Meurtre ? Accident ? Les théories s’opposent aussi bien entre les principaux témoins, la fille de la victime et les Quimby, le couple de tenanciers, et les hommes chargés de l’enquête, le coroner et le policier Hammersmith.
Mais comment trouver la vérité quand aucune des deux parties n’a intérêt à mentir ?
Et cette chambre tapissée de papier rose dans laquelle la jeune femme assure que sa mère a résidé alors qu’aucune pièce de l’établissement ne correspond à cette description.
Entre la folie de Mlle Demarest et la fourberie des Quimby, M. Hammersmith va devoir trancher et, pour cela, il décide de passer la nuit dans la chambre N° 3.
Mme Desmaret est retrouvée morte dans les bois aux abords de l’auberge des « Trois Fourches » tenue par le couple Quimby…
Mlle Desmaret, la fille de la défunte, assure la police qu’elle est arrivée à l’auberge avec sa mère et qu’elles ont pris chacun une chambre alors que les tenanciers affirment que Mlle Desmaret est venue seule.
Hammersmith, le policier chargé de l’enquête a tendance à croire la jeune femme alors que rien ne corrobore ses affirmations, pas même le fait que sa mère logeait dans une chambre au papier rose… aucune chambre n’est tapissée en rose.
Hammersmith décide de passer la nuit à l’auberge et choisit la chambre n° 3, un cagibi qui semble mettre mal à l’aise les Quimby.
A. K. Green nous propose ici un petit récit d’ambiance policière avec un mort, une morte, plutôt.

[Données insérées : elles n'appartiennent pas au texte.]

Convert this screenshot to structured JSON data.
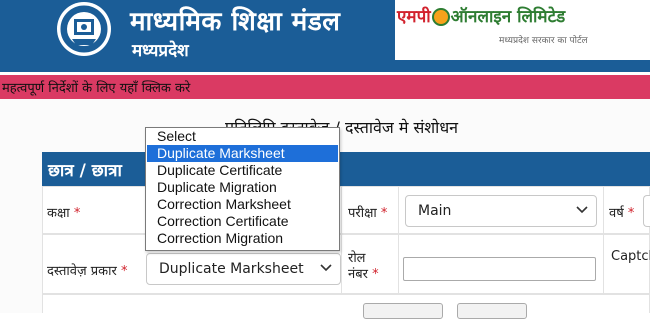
{
  "header": {
    "board_title": "माध्यमिक शिक्षा मंडल",
    "board_subtitle": "मध्यप्रदेश",
    "partner_part1": "एमपी",
    "partner_part2": "ऑनलाइन लिमिटेड",
    "partner_tagline": "मध्यप्रदेश सरकार का पोर्टल"
  },
  "notice_banner": {
    "text": "महत्वपूर्ण निर्देशों के लिए यहाँ क्लिक करे"
  },
  "page": {
    "title": "प्रतिलिपि दस्तावेज़ / दस्तावेज मे संशोधन"
  },
  "section": {
    "title": "छात्र / छात्रा"
  },
  "form": {
    "class_label": "कक्षा",
    "exam_label": "परीक्षा",
    "exam_value": "Main",
    "year_label": "वर्ष",
    "doc_type_label": "दस्तावेज़ प्रकार",
    "doc_type_value": "Duplicate Marksheet",
    "roll_label_line1": "रोल",
    "roll_label_line2": "नंबर",
    "roll_value": "",
    "captcha_label": "Captch",
    "required_mark": "*"
  },
  "dropdown": {
    "options": [
      "Select",
      "Duplicate Marksheet",
      "Duplicate Certificate",
      "Duplicate Migration",
      "Correction Marksheet",
      "Correction Certificate",
      "Correction Migration"
    ],
    "selected": "Duplicate Marksheet"
  },
  "colors": {
    "header_blue": "#1b5d97",
    "banner_pink": "#da3a63",
    "highlight_blue": "#1e6fd9",
    "required_red": "#d0202a"
  }
}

Crime ou accident, c’est à l’enquête de le déterminer. Qui ment, qui dit la vérité. Quelles raisons pourraient pousser les uns et les autres à mentir ?

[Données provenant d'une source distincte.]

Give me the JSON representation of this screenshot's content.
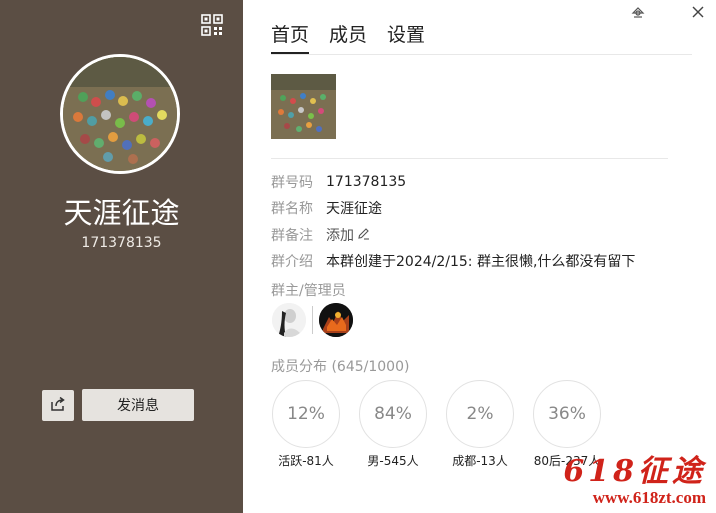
{
  "left_panel": {
    "group_name": "天涯征途",
    "group_number": "171378135",
    "send_message_label": "发消息",
    "background_color": "#5b4e44"
  },
  "icons": {
    "qr": "qr-code-icon",
    "share": "share-icon",
    "pin": "pin-icon",
    "close": "close-icon",
    "edit": "edit-pencil-icon"
  },
  "tabs": [
    {
      "label": "首页",
      "active": true
    },
    {
      "label": "成员",
      "active": false
    },
    {
      "label": "设置",
      "active": false
    }
  ],
  "info": {
    "group_number_label": "群号码",
    "group_number_value": "171378135",
    "group_name_label": "群名称",
    "group_name_value": "天涯征途",
    "remark_label": "群备注",
    "remark_add": "添加",
    "intro_label": "群介绍",
    "intro_value": "本群创建于2024/2/15:  群主很懒,什么都没有留下"
  },
  "admins_label": "群主/管理员",
  "distribution": {
    "label": "成员分布 (645/1000)",
    "stats": [
      {
        "percent": "12%",
        "label": "活跃-81人"
      },
      {
        "percent": "84%",
        "label": "男-545人"
      },
      {
        "percent": "2%",
        "label": "成都-13人"
      },
      {
        "percent": "36%",
        "label": "80后-237人"
      }
    ]
  },
  "watermark": {
    "text": "618征途",
    "url": "www.618zt.com",
    "color": "#d0231a"
  }
}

Rien de transcendant, donc, dans cette nouvelle d’un peu plus de 15 000 mots, mais pourtant, celle-ci s’avère agréable à lire même si on devine très tôt qui sont les méchants de l’histoire.
On peut noter que le récit se tourne rapidement vers le genre « aventure » et que les rebondissements sont plus dirigés vers le ressort action/réaction que celui indice/révélation d’une enquête policière classique.
Au final, un petit récit policier agréable à lire à défaut d’être exaltant.